Hal itu, terang Indan, merujuk pada Keputusan Kepala Staf AU tentang tes kesehatan reproduksi.
"Tes itu untuk mengantisipasi calon yang mengidap kista atau kesehatan reproduksi lain yang bisa mengganggu pendidikan dasar kemiliteran dan saat menjadi prajurit aktif," kata Indan.
"Tujuan pemeriksaan kesehatan adalah untuk mendapatkan calon prajurit yang sehat dan memenuhi persyaratan yang telah ditentukan."
Penghapusan "tes keperawanan" menjadi pembicaraan publik usai Andika Perkasa memberi sinyal penghentian "tes keperawanan" untuk calon prajurit perempuan dalam pertemuan kepada para Pangdam pada Juli lalu.
Video pertemuan tersebut disebarluaskan melalui akun Youtube TNI Angkatan Darat.
Andika mengatakan keputusan itu diambil dari hasil evaluasi yang dilakukan institusinya pada setiap awal tahun. Perbaikan tes kesehatan dalam sistem perekrutan juga diutamakan pada faktor-faktor yang berkontribusi penting bagi keselamatan calon prajurit, katanya.
Pensiunan perwira tinggi kepolisian yang selama ini aktif menyuarakan penghapusan "tes keperawanan" Sri Rumiyati menyambut baik penghapusan tes keperawanan.
"Kalau sudah ada hitam di atas putih, maka semua wajib mematuhi keputusan itu," ujar Sri dalam diskusi yang sama.
Peneliti Human Rights Watch di Indonesia, Andreas Harsono, mengapresiasi keputusan TNI AD dengan menyebutnya sebagai kemenangan bagi semua orang.

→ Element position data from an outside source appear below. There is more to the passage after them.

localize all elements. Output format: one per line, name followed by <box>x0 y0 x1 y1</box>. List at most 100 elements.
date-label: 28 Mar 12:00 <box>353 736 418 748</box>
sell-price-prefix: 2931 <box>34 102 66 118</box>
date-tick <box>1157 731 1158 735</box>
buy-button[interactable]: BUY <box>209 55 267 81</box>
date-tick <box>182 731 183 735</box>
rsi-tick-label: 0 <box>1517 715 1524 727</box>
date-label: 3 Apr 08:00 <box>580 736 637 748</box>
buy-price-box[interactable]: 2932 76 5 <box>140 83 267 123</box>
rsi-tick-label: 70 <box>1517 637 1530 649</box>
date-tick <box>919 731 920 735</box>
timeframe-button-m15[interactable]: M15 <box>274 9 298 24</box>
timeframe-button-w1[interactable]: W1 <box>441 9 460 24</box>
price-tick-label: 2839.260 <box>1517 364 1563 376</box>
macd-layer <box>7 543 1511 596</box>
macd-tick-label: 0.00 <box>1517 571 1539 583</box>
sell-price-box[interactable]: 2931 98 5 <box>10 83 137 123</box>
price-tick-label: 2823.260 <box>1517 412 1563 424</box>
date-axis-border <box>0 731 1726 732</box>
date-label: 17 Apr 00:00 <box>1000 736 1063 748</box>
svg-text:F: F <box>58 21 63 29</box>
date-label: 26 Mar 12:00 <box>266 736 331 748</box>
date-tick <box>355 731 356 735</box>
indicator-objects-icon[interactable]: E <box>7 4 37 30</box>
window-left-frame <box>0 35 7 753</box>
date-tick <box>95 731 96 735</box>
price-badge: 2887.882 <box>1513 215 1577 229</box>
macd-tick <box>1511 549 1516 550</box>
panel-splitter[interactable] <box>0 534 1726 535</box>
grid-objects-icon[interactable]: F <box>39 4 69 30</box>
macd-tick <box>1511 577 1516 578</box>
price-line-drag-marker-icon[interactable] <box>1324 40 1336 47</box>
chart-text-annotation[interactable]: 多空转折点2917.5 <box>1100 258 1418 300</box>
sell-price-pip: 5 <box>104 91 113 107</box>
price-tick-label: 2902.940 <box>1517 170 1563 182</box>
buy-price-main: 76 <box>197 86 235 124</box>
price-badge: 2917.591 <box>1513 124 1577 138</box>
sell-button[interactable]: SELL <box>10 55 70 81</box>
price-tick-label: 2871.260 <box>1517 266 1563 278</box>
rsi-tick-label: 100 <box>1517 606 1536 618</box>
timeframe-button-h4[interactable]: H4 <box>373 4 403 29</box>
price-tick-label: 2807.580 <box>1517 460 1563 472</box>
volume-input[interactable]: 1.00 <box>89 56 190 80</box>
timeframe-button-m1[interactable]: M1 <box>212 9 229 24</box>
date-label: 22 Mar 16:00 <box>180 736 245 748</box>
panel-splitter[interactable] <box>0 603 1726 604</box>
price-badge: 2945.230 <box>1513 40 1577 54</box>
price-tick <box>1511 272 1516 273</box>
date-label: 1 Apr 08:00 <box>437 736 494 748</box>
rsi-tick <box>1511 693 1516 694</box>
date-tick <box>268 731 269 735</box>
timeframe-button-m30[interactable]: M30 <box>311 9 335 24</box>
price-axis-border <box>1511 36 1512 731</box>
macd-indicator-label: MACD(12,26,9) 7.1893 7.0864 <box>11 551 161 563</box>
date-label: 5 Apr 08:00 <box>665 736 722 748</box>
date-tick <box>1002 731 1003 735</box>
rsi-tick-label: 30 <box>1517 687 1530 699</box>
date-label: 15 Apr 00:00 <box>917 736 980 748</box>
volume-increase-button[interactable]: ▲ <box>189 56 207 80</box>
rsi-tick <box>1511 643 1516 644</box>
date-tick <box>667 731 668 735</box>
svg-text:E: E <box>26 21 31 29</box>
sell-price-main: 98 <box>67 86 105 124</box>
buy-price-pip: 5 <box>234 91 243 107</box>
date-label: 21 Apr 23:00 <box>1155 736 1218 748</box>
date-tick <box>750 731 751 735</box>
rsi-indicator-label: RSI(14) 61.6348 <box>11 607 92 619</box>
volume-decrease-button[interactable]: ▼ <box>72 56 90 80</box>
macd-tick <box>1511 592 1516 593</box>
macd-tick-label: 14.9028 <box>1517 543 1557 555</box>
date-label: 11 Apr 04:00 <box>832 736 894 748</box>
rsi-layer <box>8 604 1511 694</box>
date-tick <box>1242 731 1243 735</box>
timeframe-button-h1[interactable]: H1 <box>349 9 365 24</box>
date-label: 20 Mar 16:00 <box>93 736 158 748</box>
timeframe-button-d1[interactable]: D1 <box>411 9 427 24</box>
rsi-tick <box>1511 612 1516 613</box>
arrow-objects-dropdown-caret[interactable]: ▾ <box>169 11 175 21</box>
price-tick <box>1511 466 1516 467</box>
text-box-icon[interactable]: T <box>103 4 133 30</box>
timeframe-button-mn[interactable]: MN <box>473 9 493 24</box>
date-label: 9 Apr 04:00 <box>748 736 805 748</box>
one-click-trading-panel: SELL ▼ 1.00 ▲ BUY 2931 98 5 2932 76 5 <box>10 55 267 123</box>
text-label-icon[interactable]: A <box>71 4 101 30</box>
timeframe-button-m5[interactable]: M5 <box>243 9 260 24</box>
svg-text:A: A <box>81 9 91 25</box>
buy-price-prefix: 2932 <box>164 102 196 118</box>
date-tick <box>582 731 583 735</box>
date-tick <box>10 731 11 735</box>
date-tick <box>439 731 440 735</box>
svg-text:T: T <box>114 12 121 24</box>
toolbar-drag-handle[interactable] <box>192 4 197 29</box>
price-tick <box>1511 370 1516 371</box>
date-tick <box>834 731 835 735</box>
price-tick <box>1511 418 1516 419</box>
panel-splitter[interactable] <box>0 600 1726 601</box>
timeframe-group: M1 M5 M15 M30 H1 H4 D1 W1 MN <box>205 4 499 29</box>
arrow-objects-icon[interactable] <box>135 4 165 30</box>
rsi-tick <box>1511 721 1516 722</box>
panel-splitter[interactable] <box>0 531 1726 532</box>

"Ini bukan hanya kemenangan perempuan, tapi juga laki-laki. Ini kemenangan semua orang," kata Andreas dalam kesempatan sama.
Penggagas petisi penghapusan "tes keperawanan" terhadap calon prajurit perempuan di laman Change.org, Latisha Rosabelle, berharap TNI AD dapat pula menyampaikan permohonan maaf resmi terhadap para perempuan yang sempat menjalani "tes keperawanan".
Pasalnya tes selama ini disebut Latisha telah menyebabkan trauma tersendiri bagi para perwira perempuan.
Terkait harapan permohonan maaf resmi dari TNI AD, Budiman enggan berkomentar lebih lanjut dengan mengatakan, "Kalau permohonan maaf bukan kewenanangan saya."